In the slideshow below you’ll see a larger gator sidle up and nudge a smaller gator (we thought was female, but we don’t really know). The smaller alligator was missing a front leg. Who took that?

There was a yawn — some kind of demonstration by the larger alligator illustrating it does not seem to have an epiglottis. I speculate an arm or leg would just slide into its belly unblocked.

As for mating season, the pair of gators just sat side by side for quite some time. We left.

There’s nothing like having kayaked (not always intentionally) with large alligators. And having completed graduate degrees at the “home of the Gators” makes one a real gator fan. It’s been a decades-long project taking photos of alligators. It makes one very observant. A tail in tall grass is always attached to something. As are small eyeballs sitting barely above the water line. As Thursday says to Morse in “Endeavour” (Acorn TV), “Mind how you go.”

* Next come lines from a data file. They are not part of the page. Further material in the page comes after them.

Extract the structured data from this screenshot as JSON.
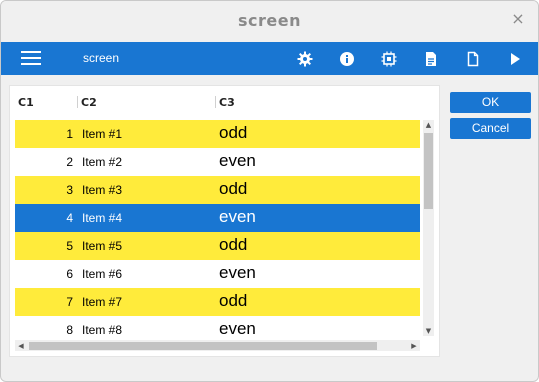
{
  "window": {
    "title": "screen",
    "close_glyph": "×"
  },
  "toolbar": {
    "title": "screen",
    "icons": [
      "gear-icon",
      "info-icon",
      "chip-icon",
      "document-icon",
      "file-icon",
      "play-icon"
    ]
  },
  "table": {
    "columns": [
      "C1",
      "C2",
      "C3"
    ],
    "rows": [
      {
        "c1": "1",
        "c2": "Item #1",
        "c3": "odd",
        "style": "odd"
      },
      {
        "c1": "2",
        "c2": "Item #2",
        "c3": "even",
        "style": "even"
      },
      {
        "c1": "3",
        "c2": "Item #3",
        "c3": "odd",
        "style": "odd"
      },
      {
        "c1": "4",
        "c2": "Item #4",
        "c3": "even",
        "style": "selected"
      },
      {
        "c1": "5",
        "c2": "Item #5",
        "c3": "odd",
        "style": "odd"
      },
      {
        "c1": "6",
        "c2": "Item #6",
        "c3": "even",
        "style": "even"
      },
      {
        "c1": "7",
        "c2": "Item #7",
        "c3": "odd",
        "style": "odd"
      },
      {
        "c1": "8",
        "c2": "Item #8",
        "c3": "even",
        "style": "even"
      }
    ]
  },
  "buttons": {
    "ok": "OK",
    "cancel": "Cancel"
  },
  "colors": {
    "accent": "#1976d2",
    "odd_row": "#ffeb3b"
  }
}
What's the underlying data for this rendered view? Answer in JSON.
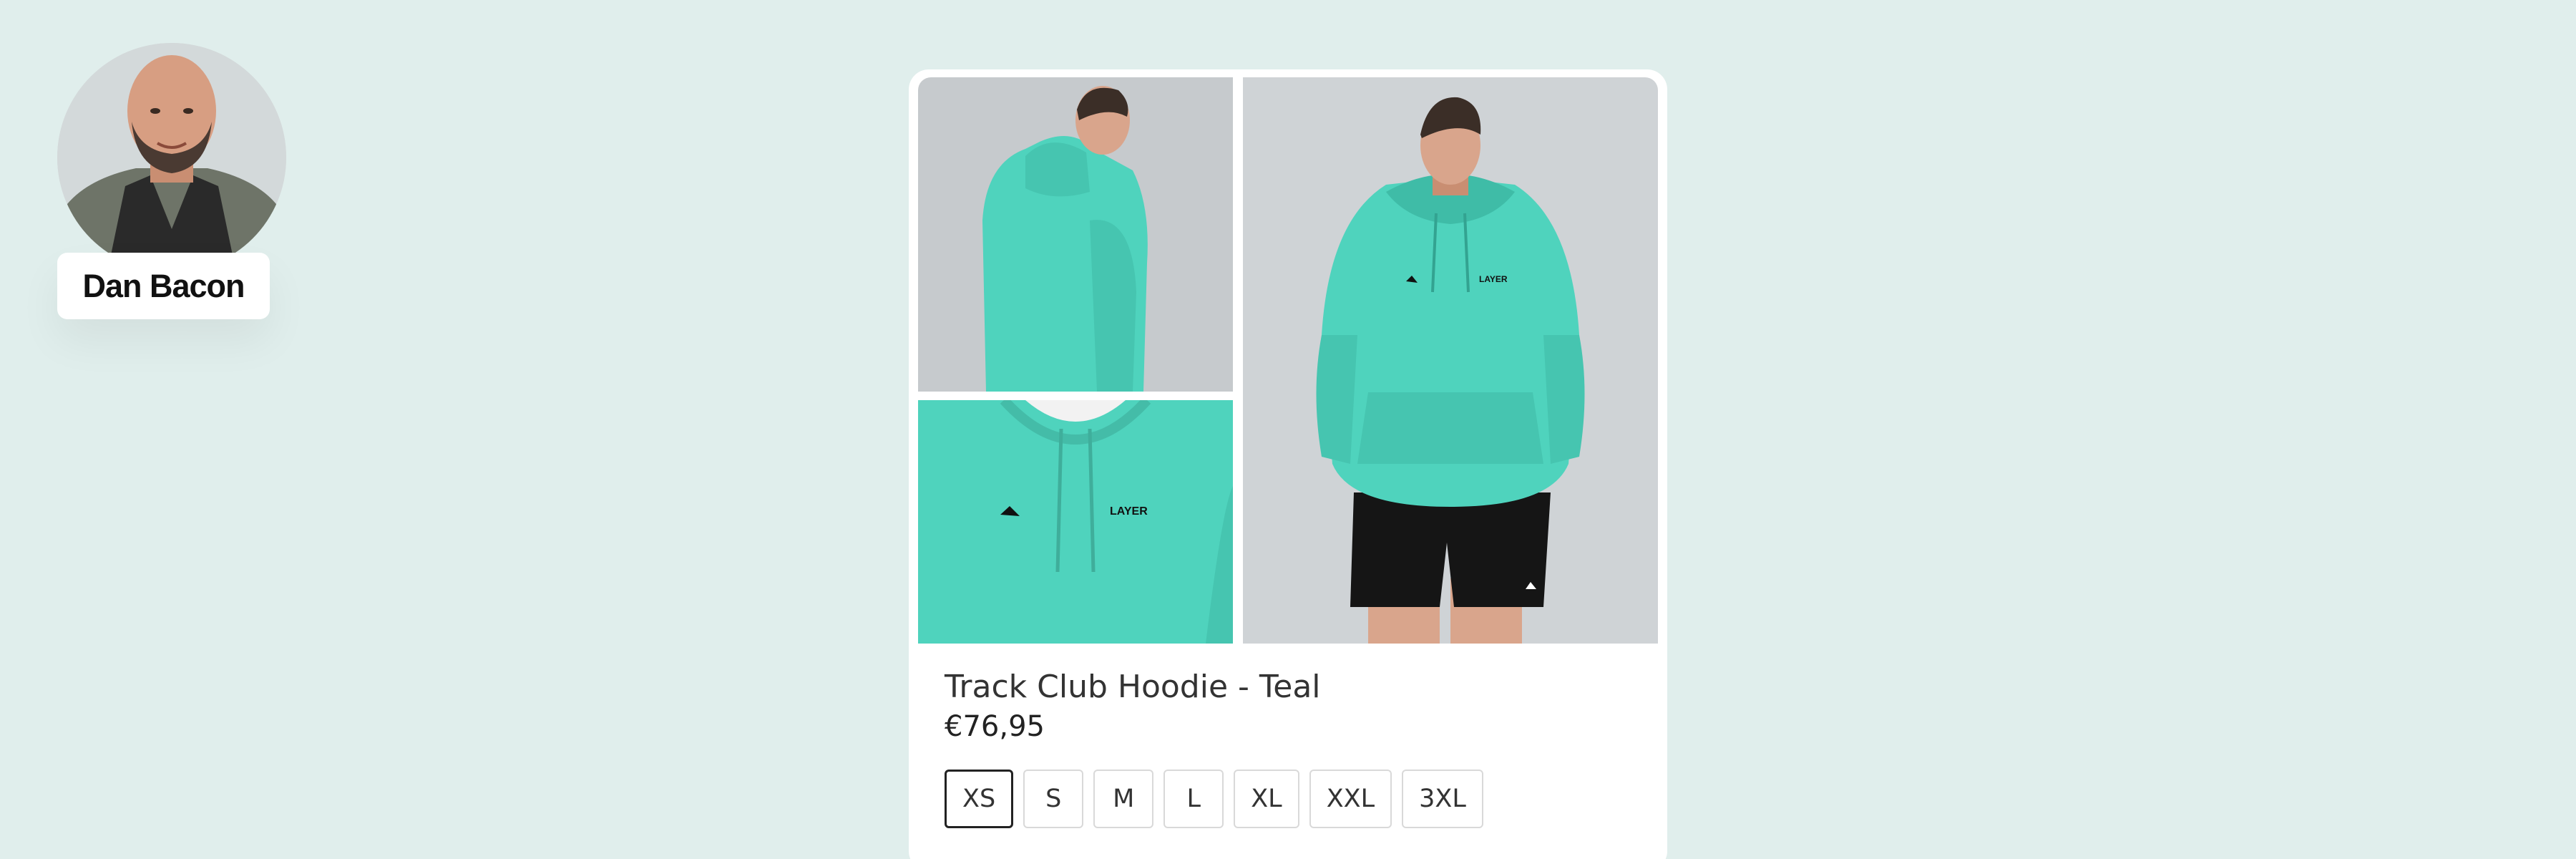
{
  "profile": {
    "name": "Dan Bacon"
  },
  "product": {
    "title": "Track Club Hoodie - Teal",
    "price": "€76,95",
    "brand_print": "LAYER",
    "color": "#4fd3bd",
    "images": [
      {
        "view": "back"
      },
      {
        "view": "chest-detail"
      },
      {
        "view": "front"
      }
    ],
    "sizes": [
      {
        "label": "XS",
        "selected": true
      },
      {
        "label": "S",
        "selected": false
      },
      {
        "label": "M",
        "selected": false
      },
      {
        "label": "L",
        "selected": false
      },
      {
        "label": "XL",
        "selected": false
      },
      {
        "label": "XXL",
        "selected": false
      },
      {
        "label": "3XL",
        "selected": false
      }
    ]
  }
}
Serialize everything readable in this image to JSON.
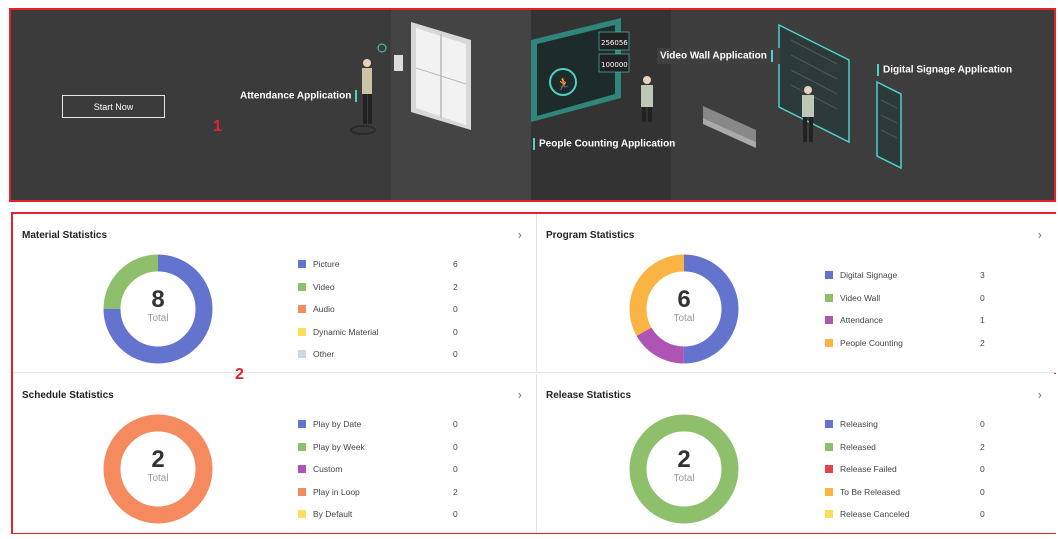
{
  "banner": {
    "start_button": "Start Now",
    "marker": "1",
    "apps": {
      "attendance": "Attendance Application",
      "people_counting": "People Counting Application",
      "video_wall": "Video Wall Application",
      "digital_signage": "Digital Signage Application"
    },
    "screen_numbers": [
      "256056",
      "100000"
    ]
  },
  "stats_marker": "2",
  "cards": {
    "material": {
      "title": "Material Statistics",
      "total": "8",
      "total_label": "Total",
      "items": [
        {
          "name": "Picture",
          "value": "6",
          "color": "#6474ce"
        },
        {
          "name": "Video",
          "value": "2",
          "color": "#8ec06c"
        },
        {
          "name": "Audio",
          "value": "0",
          "color": "#f58a5e"
        },
        {
          "name": "Dynamic Material",
          "value": "0",
          "color": "#f9df5a"
        },
        {
          "name": "Other",
          "value": "0",
          "color": "#c9d6ec"
        }
      ]
    },
    "program": {
      "title": "Program Statistics",
      "total": "6",
      "total_label": "Total",
      "items": [
        {
          "name": "Digital Signage",
          "value": "3",
          "color": "#6474ce"
        },
        {
          "name": "Video Wall",
          "value": "0",
          "color": "#8ec06c"
        },
        {
          "name": "Attendance",
          "value": "1",
          "color": "#ad54b5"
        },
        {
          "name": "People Counting",
          "value": "2",
          "color": "#f9b444"
        }
      ]
    },
    "schedule": {
      "title": "Schedule Statistics",
      "total": "2",
      "total_label": "Total",
      "items": [
        {
          "name": "Play by Date",
          "value": "0",
          "color": "#6474ce"
        },
        {
          "name": "Play by Week",
          "value": "0",
          "color": "#8ec06c"
        },
        {
          "name": "Custom",
          "value": "0",
          "color": "#ad54b5"
        },
        {
          "name": "Play in Loop",
          "value": "2",
          "color": "#f58a5e"
        },
        {
          "name": "By Default",
          "value": "0",
          "color": "#f9df5a"
        }
      ]
    },
    "release": {
      "title": "Release Statistics",
      "total": "2",
      "total_label": "Total",
      "items": [
        {
          "name": "Releasing",
          "value": "0",
          "color": "#6474ce"
        },
        {
          "name": "Released",
          "value": "2",
          "color": "#8ec06c"
        },
        {
          "name": "Release Failed",
          "value": "0",
          "color": "#e04848"
        },
        {
          "name": "To Be Released",
          "value": "0",
          "color": "#f9b444"
        },
        {
          "name": "Release Canceled",
          "value": "0",
          "color": "#f9df5a"
        }
      ]
    }
  }
}
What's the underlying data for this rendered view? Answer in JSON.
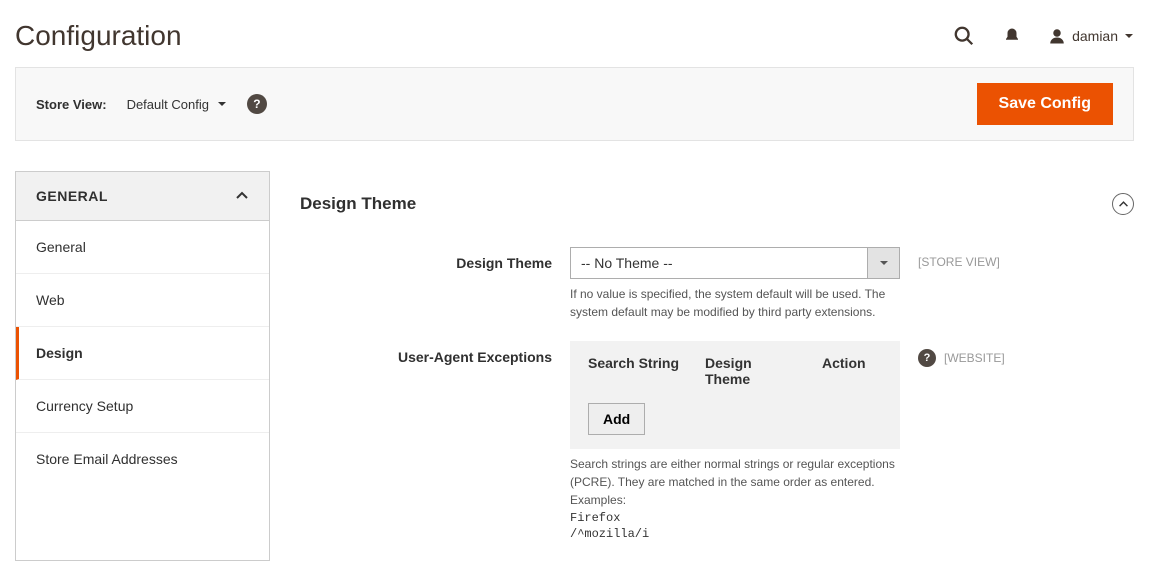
{
  "page": {
    "title": "Configuration"
  },
  "user": {
    "name": "damian"
  },
  "toolbar": {
    "store_view_label": "Store View:",
    "store_view_value": "Default Config",
    "save_label": "Save Config"
  },
  "sidebar": {
    "group_title": "GENERAL",
    "items": [
      {
        "label": "General"
      },
      {
        "label": "Web"
      },
      {
        "label": "Design"
      },
      {
        "label": "Currency Setup"
      },
      {
        "label": "Store Email Addresses"
      }
    ]
  },
  "section": {
    "title": "Design Theme"
  },
  "fields": {
    "design_theme": {
      "label": "Design Theme",
      "value": "-- No Theme --",
      "scope": "[STORE VIEW]",
      "help": "If no value is specified, the system default will be used. The system default may be modified by third party extensions."
    },
    "ua_exceptions": {
      "label": "User-Agent Exceptions",
      "scope": "[WEBSITE]",
      "col_search": "Search String",
      "col_theme": "Design Theme",
      "col_action": "Action",
      "add_label": "Add",
      "help_line1": "Search strings are either normal strings or regular exceptions (PCRE). They are matched in the same order as entered. Examples:",
      "help_ex1": "Firefox",
      "help_ex2": "/^mozilla/i"
    }
  }
}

Yesterday, as I walked past some large (apparently eating well) 16 ft alligators lounging on the side of the trail, I truly wonder at people who have walked down to the canal behind their Florida homes just to rinse a pot in the water. You read about such situations frequently in the Florida newspapers. Next thing you know they’ve lost a leg or an arm. Or worse. I always wondered why would you approach a water’s edge where alligators lurk?

I am shooting these photos either from the safety of an overlook and/or with a 300mm camera lens.

Mind how you go.

8 comments

  1. Hmmm… seems I’ve encounterd a few little snappy dogs at my heels when out cycling on country roads. Terrifying really. Someone could get hurt!